Patty Wetterling was 39 when her son Jacob was abducted in October 1989. She was a stay-at-home mom and former math teacher who had moved to St. Joseph with her husband, Jerry, to raise their children.
They lived in what she believed to be an idyllic setting, on a cul-de-sac outside a small city surrounded by birds and trees. "We taught him that people are good," she said of her second child, just days after he went missing.
In early news footage, she appears stunned, on the verge of tears. "We worked for peace all our lives and this is a real violent act. I don't understand it." For the next 27 years, while several police agencies failed to find Jacob or his abductor, she continued to talk to anyone who would listen, trusting that by becoming the face of her family's grief, she would keep her son on people's minds and perhaps dislodge that one kernel of information that would bring him home.

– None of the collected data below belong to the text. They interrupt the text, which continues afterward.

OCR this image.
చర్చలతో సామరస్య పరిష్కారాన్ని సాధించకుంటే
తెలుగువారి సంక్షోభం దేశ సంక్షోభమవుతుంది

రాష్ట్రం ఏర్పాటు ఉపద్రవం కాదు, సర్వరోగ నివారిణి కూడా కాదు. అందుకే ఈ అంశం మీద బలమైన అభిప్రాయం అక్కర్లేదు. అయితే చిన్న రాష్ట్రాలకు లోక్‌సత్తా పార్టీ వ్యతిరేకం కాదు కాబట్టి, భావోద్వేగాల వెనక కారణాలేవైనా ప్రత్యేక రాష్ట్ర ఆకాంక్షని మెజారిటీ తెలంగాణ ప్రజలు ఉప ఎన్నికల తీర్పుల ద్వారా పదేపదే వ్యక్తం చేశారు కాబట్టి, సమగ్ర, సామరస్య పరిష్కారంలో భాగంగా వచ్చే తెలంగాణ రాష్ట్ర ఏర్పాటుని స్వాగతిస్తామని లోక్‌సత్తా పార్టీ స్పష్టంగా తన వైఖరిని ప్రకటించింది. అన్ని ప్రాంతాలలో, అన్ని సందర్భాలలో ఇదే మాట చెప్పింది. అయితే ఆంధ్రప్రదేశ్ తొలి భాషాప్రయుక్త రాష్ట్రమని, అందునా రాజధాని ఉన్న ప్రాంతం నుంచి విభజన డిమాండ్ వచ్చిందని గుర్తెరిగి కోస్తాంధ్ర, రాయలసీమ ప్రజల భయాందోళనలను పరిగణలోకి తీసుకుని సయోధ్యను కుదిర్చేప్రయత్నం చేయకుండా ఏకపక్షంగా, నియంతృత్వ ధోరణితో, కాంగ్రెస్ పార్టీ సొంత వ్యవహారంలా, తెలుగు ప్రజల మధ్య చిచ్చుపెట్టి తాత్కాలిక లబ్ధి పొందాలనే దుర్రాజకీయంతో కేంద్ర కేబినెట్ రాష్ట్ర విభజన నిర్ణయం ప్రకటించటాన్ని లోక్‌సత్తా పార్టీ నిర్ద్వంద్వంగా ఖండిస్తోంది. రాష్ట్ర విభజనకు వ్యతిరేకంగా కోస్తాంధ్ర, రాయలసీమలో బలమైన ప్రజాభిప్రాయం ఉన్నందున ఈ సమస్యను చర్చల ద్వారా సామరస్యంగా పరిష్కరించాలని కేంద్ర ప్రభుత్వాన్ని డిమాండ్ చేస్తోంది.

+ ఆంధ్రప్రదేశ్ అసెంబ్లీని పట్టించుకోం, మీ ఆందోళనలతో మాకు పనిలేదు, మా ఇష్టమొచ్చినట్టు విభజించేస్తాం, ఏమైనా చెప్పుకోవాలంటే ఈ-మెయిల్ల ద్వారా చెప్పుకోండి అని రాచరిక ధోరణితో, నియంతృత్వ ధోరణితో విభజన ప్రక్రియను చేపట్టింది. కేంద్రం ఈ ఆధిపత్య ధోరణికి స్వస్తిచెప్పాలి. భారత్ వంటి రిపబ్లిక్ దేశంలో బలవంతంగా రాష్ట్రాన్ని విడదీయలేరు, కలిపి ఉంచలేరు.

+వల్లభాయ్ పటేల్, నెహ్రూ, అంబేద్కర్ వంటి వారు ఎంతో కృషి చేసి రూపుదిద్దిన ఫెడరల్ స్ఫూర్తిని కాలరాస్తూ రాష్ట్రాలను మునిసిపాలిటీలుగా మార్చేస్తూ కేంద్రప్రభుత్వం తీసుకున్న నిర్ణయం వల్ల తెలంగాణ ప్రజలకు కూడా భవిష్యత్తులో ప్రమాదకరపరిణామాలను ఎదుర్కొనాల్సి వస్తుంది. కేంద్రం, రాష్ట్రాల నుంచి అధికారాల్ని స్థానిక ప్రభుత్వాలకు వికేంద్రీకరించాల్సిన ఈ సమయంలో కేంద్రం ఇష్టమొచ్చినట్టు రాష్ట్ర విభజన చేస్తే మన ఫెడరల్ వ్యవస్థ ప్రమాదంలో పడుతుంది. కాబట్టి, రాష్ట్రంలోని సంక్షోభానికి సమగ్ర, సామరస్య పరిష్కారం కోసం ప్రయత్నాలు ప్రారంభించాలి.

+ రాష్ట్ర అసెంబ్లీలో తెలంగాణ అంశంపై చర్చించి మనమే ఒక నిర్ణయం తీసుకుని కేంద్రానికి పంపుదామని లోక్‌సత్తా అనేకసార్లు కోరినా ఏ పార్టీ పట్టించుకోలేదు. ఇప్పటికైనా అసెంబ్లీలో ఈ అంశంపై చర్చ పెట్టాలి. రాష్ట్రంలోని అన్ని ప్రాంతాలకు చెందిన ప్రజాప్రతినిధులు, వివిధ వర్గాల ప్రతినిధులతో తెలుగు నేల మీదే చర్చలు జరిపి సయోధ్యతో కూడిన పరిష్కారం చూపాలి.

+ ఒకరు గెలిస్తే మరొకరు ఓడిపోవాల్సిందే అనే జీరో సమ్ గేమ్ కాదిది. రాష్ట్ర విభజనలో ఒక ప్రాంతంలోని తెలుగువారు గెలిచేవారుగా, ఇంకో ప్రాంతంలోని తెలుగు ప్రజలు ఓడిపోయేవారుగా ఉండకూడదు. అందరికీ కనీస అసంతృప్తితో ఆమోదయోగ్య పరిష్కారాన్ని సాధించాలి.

Born in Omaha and raised in St. Paul, Wetterling has made a habit of getting involved and taking action. On the night of the abduction, she was at a party in a nearby town with Jerry, celebrating the completion of an arts festival she had helped organize. She also served as head of the local PTA.
Afterward, she willingly absorbed the sorrow of countless parents and children who contacted her with horror stories, cluing her in to what she calls, "this river of grief." She took that grief, along with her own, and put it to use, starting a foundation, pushing for the establishment of the first national sex offender registry law, chairing the National Center for Missing and Exploited Children and running for Congress twice.
Today, she criticizes the very registry laws she helped launch, believing they have gone too far in stigmatizing people. She asks, "What is the most effective thing to do after the anger?"
When Jacob's remains were recovered from a farm 30 miles from her home, she said, "Our hearts are broken."